To determine if the preferential use of certain amino acids has a locational dependence in the CDR3 of CD4+ or CD8+ T cells, we examined those TCRβs with the same CDR3 length between CD4+ and CD8+ T cells. CDR3s, consisting of 13 aa in length, which was the most abundant length, accounting for 27 and 29% distinct CDR3 in the TCR repertoire for CD4+ and CD8+ T cells, respectively, were used. We found that CD4+ T cells preferentially used lysine located in position 3, valine at positions 3 and 11, and asparagine in position 7 relative to CD8+ T cells and that CD8+ T cells preferably used cysteine and proline in position 9 and isoluecine and tyrosine in position 5 relative to CD4+ T cells (Fig. 2B). In addition, we found some amino acids (leucine, isoleucine, proline, and tyrosine) that did not show a significant difference in overall CDR3 comparisons between CD4+ and CD8+ T cells but exhibited significant difference at certain defined positions of CDR3 between CD4+ and CD8+ T cells (Fig. 2B). To extend the analysis of preferential use of amino acids to different lengths of CDR3, we analyzed CDR3 from 10 to 15 aa in length. Collectively, TCRβs of CDR3 from 10 to 15 aa accounted for 90% of all distinct TCRβs. Preferential use of lysine was located in certain positions irrespective of the length of CDR3 (Fig. 2C). Together, these findings demonstrated that specific amino acids are preferred at particular positions in CDR3 of TCRβ in CD4+ and CD8+ T cells.

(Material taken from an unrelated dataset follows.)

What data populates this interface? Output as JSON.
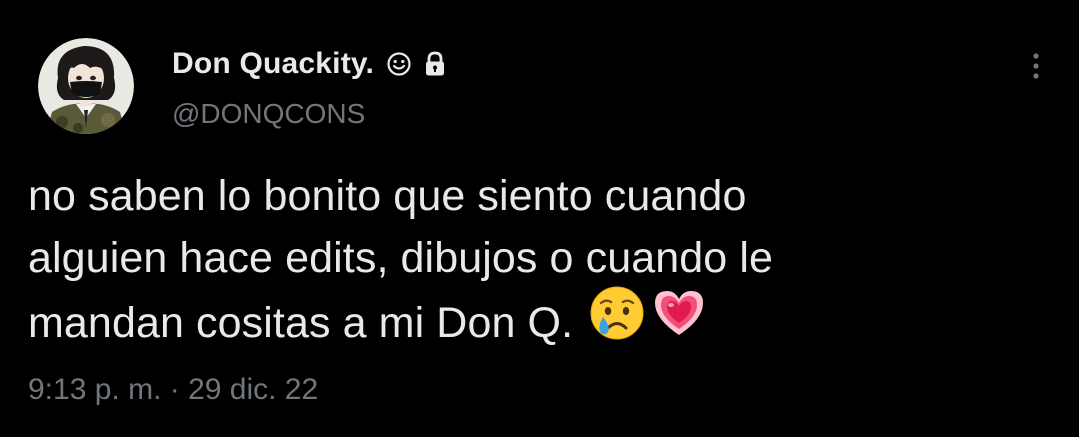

Systemic classification of CDR3s by T cell compartment by use of sequence features
To determine further if there are characteristics to distinguish CDR3s between CD4+ and CD8+ T cells, we developed a machine-learning approach inspired by the methodology used by Thomas et al. [27]. We first converted the amino acid sequences to numerical arrays made of Atchley factors, which are 5 unique numbers encoding the most important chemical and physical properties regarding each amino acid [25]. These numerical arrays were then supplied into a common, supervised learning model, known as a SVM, which when properly trained, uses relevant information to classify new inputs into binary categories (i.e., whether a new CDR3 sequence belongs to the CD4+ or CD8+ compartment). If a binary classifier can repeatedly assign a new random input with high accuracy into its correct category, then this suggests that there are certain features in the dataset that enable the model to discern between the 2 categories. Here, we trained the SVM with numerical vectors of 75% of our unique CDR3 sequences as the training set and 25% of data as a cross-validation set. We were able to identify the origin of a significant percentage of CDR3 to CD4+ or CD8+ T cells with a reasonable degree of accuracy (Table 2), suggesting that CD4+ and CD8+ TCRβ CDR3 sequences exhibit systemic differences at the amino acid level that can be reasonably classified. This implies that there may be higher-level patterns that are able to differentiate uniquely between CD4+ and CD8+ TCRβ CDR3s. To discount any interference from preferential V or J gene use between CD4+ and CD8+ CDR3s, we conducted a 2-sample Kolmogorov-Smirnov test on the distributions of both V and J gene alleles. The resulting values suggest that there are no significant differences between the 2 distributions (Supplemental Table 3).
TABLE 2.
Predicting CDR3 origin by supervised learninga
CDR3 amino acids | CD4+ |
CD8+ |
---|---|---|
Accuracy ± sdb | Accuracy ± sd | |
10 | 0.90 ± 0.01 | 0.82 ± 0.01 |
11 | 0.81 ± 0.01 | 0.88 ± 0.01 |
12 | 0.83 ± 0.01 | 0.85 ± 0.01 |
13 | 0.83 ± 0.01 | 0.85 ± 0.01 |
14 | 0.92 ± 0.01 | 0.93 ± 0.01 |
15 | 0.96 ± 0.01 | 0.97 ± 0.00 |
Average | 0.88 ± 0.01 | 0.88 ± 0.01 |
CDR3 from CD4+ or CD8+ T cells is predicted by the SVM classifier.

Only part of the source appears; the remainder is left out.